Our friend and guide was Mr. McKee, the old Burns scholar and historian, who in his youth had known many of Burns’ friends. He is a last link with the poet’s day. He gave me a souvenir, his own book on Burns. I have kept it with one given me later at Edinburgh by a friend of Walter Scott, who had been an apprentice in the printing house where Walter Scott was a member. As a messenger for the poet, he carried his manuscripts from Abbotsford to Edinburgh, and the money for them back to Scott. He wrote his name in an early edition of “Marmion,” and gave it to us.
St. Gall.--[Page 306.]
St. Gall, Switzerland, May Day, 1891.--The Consulate and our home is at 41 Museum Strasse. The duties here are five times what they were at Rome. The district sends forty million francs worth of laces and embroideries to New York in a single year, and a hundred million francs worth of goods are sent from the country at large. These are all invoiced and samples examined at the consulates, while to avoid frauds, copies of the sworn invoices are sent to the shipper, to the Custom House, and to the Treasury.
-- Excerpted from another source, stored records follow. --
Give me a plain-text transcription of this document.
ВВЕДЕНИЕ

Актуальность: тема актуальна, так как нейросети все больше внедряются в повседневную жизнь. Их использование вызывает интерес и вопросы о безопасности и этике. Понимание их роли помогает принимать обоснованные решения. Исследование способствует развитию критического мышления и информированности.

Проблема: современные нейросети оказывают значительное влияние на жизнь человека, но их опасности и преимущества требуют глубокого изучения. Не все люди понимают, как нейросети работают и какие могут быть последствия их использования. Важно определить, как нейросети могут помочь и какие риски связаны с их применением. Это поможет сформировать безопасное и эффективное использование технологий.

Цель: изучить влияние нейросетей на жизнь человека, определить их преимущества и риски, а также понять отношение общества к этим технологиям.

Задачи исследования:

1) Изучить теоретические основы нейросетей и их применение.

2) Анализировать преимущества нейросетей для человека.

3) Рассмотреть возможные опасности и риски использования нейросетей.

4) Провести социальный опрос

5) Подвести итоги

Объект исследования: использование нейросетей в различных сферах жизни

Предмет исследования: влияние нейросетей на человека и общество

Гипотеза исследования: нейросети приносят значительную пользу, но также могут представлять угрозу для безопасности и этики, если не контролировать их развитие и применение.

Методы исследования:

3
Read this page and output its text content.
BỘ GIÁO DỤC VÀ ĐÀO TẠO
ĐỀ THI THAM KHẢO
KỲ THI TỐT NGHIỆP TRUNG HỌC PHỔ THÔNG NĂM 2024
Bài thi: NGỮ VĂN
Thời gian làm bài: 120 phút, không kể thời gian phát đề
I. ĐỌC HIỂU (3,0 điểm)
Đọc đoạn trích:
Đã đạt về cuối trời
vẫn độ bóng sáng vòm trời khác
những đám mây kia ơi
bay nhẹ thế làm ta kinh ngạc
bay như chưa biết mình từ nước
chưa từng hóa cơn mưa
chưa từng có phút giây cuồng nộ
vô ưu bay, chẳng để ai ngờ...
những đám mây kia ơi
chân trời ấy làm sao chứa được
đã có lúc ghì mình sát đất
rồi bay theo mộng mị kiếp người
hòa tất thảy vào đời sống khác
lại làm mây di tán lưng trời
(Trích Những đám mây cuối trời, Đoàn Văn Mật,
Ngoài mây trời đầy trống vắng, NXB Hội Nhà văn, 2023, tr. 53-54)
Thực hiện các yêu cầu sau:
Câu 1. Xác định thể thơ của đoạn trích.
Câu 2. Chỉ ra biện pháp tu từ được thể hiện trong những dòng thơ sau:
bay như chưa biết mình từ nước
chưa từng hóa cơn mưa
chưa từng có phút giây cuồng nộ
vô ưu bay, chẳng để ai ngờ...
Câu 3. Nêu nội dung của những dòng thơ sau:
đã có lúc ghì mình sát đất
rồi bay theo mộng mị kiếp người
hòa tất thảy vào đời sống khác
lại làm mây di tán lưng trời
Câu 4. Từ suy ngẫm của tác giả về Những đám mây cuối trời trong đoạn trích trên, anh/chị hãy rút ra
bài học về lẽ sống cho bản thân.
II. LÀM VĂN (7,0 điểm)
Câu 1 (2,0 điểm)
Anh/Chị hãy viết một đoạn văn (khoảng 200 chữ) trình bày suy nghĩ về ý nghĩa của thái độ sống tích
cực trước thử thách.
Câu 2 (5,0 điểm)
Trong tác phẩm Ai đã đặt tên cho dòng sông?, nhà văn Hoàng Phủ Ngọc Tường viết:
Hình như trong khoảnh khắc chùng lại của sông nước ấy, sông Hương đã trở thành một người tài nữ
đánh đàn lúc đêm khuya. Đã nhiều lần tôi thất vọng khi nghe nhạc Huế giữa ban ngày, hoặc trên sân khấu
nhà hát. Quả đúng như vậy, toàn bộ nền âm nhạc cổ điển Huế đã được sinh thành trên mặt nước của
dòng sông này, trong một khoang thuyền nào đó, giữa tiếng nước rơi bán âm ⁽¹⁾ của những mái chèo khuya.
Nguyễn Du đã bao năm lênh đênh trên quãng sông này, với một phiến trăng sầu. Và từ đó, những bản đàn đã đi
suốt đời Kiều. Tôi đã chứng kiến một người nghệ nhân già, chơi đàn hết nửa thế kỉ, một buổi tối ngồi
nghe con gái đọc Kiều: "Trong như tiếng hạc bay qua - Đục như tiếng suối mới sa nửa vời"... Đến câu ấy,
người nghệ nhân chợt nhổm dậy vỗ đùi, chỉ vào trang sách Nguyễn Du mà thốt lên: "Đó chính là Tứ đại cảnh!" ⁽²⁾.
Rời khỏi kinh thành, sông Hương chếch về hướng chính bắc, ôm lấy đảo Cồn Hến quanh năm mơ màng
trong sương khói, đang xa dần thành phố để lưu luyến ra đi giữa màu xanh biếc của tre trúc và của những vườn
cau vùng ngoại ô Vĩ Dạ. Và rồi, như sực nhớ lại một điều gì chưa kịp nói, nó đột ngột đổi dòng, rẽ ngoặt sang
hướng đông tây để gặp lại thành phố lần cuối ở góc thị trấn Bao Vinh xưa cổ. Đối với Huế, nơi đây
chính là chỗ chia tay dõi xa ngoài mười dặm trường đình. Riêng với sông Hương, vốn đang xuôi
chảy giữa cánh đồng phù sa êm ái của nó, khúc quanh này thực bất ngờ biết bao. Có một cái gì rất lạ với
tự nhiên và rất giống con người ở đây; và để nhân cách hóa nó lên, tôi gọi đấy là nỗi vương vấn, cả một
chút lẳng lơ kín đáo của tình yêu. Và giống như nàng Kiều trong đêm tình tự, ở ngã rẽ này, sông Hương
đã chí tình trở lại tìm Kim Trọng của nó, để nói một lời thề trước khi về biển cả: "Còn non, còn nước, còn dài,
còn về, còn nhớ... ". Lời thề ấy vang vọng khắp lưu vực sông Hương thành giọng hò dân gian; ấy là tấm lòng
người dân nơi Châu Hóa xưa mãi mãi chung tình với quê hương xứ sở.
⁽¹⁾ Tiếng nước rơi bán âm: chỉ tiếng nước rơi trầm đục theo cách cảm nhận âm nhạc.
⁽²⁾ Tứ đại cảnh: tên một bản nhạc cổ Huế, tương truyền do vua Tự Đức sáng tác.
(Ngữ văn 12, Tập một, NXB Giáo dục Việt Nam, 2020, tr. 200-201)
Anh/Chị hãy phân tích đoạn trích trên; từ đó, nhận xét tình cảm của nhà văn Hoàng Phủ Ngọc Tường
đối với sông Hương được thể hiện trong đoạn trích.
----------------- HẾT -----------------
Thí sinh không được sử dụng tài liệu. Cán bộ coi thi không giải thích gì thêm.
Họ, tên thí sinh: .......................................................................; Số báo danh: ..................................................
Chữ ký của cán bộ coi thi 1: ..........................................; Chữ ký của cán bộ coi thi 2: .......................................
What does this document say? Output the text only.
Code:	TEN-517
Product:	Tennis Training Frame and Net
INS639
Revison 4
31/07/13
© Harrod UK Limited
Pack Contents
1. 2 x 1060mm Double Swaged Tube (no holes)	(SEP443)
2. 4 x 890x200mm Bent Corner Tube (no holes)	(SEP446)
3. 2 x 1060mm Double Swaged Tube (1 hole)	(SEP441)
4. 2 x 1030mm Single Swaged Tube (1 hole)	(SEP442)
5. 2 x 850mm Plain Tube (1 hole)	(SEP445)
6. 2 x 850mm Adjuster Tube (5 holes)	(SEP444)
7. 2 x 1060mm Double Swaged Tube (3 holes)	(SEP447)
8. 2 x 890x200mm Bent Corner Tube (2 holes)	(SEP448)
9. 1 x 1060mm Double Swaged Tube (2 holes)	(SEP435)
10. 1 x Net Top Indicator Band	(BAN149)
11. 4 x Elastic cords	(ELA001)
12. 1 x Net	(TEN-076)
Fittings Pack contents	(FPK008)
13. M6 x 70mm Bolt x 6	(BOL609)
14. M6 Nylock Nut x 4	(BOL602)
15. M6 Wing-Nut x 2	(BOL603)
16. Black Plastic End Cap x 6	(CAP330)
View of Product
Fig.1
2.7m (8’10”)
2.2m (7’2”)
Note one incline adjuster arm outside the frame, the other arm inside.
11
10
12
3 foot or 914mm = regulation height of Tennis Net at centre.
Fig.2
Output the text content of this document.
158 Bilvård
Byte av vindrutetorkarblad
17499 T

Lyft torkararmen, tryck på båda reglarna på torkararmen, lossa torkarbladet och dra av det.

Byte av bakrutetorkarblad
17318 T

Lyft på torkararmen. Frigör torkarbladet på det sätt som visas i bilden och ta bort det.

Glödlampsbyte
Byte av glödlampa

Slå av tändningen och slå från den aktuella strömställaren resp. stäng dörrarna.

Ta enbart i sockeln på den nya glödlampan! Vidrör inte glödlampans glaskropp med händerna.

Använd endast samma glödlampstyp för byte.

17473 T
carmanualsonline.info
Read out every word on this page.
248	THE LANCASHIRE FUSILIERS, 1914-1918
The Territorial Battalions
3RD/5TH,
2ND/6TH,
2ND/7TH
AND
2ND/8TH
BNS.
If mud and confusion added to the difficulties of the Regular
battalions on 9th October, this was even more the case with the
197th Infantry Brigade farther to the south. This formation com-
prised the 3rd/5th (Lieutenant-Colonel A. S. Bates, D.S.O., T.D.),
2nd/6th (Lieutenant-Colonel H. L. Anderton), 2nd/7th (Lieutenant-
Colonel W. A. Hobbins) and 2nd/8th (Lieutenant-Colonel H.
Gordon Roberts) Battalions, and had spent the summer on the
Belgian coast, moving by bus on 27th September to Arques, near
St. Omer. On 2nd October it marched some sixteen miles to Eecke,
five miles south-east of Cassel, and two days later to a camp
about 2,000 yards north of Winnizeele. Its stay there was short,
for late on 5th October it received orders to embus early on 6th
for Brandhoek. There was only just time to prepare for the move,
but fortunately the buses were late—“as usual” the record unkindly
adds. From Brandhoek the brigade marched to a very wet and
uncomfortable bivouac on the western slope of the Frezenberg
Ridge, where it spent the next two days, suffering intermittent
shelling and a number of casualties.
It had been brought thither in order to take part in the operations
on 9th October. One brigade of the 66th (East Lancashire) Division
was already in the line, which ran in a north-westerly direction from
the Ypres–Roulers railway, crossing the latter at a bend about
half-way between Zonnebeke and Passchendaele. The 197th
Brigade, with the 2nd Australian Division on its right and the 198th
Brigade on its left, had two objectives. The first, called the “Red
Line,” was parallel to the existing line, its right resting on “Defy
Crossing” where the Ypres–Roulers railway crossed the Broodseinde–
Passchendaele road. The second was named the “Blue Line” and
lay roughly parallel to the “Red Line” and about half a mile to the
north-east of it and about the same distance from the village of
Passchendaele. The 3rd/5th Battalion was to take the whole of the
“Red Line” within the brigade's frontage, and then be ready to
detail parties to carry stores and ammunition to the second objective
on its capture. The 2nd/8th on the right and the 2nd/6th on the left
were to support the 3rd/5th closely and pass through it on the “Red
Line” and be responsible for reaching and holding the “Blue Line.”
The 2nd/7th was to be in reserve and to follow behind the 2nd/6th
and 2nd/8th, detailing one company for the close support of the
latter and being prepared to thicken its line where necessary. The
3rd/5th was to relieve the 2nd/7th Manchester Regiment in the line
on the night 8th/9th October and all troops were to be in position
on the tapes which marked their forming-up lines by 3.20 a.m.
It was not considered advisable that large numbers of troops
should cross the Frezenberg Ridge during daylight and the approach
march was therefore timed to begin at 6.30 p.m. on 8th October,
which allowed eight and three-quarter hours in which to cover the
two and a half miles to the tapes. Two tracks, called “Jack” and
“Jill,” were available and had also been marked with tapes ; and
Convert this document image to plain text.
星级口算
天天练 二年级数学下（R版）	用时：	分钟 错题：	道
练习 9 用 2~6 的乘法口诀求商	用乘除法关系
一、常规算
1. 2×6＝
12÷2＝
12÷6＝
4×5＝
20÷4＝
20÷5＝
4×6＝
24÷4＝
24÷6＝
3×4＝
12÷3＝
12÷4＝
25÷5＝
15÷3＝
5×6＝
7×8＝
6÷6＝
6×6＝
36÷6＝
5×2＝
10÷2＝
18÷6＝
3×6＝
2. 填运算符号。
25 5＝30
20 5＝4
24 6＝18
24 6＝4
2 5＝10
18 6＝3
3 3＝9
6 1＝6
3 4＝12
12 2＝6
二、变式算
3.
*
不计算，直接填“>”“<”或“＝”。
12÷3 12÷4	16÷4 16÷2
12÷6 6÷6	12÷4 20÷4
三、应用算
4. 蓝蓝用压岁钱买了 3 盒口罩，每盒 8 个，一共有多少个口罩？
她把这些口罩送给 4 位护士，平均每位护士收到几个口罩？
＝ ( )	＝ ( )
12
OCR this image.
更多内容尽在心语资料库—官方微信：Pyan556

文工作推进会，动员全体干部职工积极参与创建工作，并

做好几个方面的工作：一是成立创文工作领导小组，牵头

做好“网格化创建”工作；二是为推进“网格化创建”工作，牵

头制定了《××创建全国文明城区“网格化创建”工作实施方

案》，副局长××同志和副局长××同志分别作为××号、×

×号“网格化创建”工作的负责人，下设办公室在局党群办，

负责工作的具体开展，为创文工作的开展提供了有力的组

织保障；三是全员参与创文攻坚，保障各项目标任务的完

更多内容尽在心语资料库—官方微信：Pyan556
There is not another city situated like St. Gall in all the world. It has 40,000 people, and they live like a little kingdom to themselves, up here among the Alps. The customs of the people differ from everything else in Switzerland. The families are as clannish as the old Scots, and their ways of doing things almost as old as their mountains.
This land of St. Gall was once a Republic by itself, like Venice. Its history is half forgotten. Napoleon put an end to it after it had endured five hundred years.
It was modeled on the plan of some of the Greek states. Its founders had been readers of history, not politicians trying experiments. They had a good chance to govern wholly for themselves, and to be let alone. They were isolated in the heart of the beautiful Alps, and their valleys were three or four thousand feet above sea level. Mountain scenery of the finest description surrounded them everywhere, just as it does the land of their children to-day. A thousand feet below them, lay a beautiful and historic lake.
They had Burgomasters for Presidents, and it was purely a people’s government. Its type exists in neighboring Appenzell even to-day. There the parliament meets in meadows, and the people pass laws by the showing of hands.
Wegelin, the famous historian of Frederick the Great, speaking of this forgotten government of St. Gall, says: “It is a Republic where a handful of virtuous citizens accomplish what the greatest monarchs fail in. They guard their state from disorder and revolution by the simple grace of homely virtues. An habitual honor prevails there as a happy instinct.”
To the honor of the modern dwellers in the land of the old Republic, let it be said, the virtues of their ancestors have not been forgotten.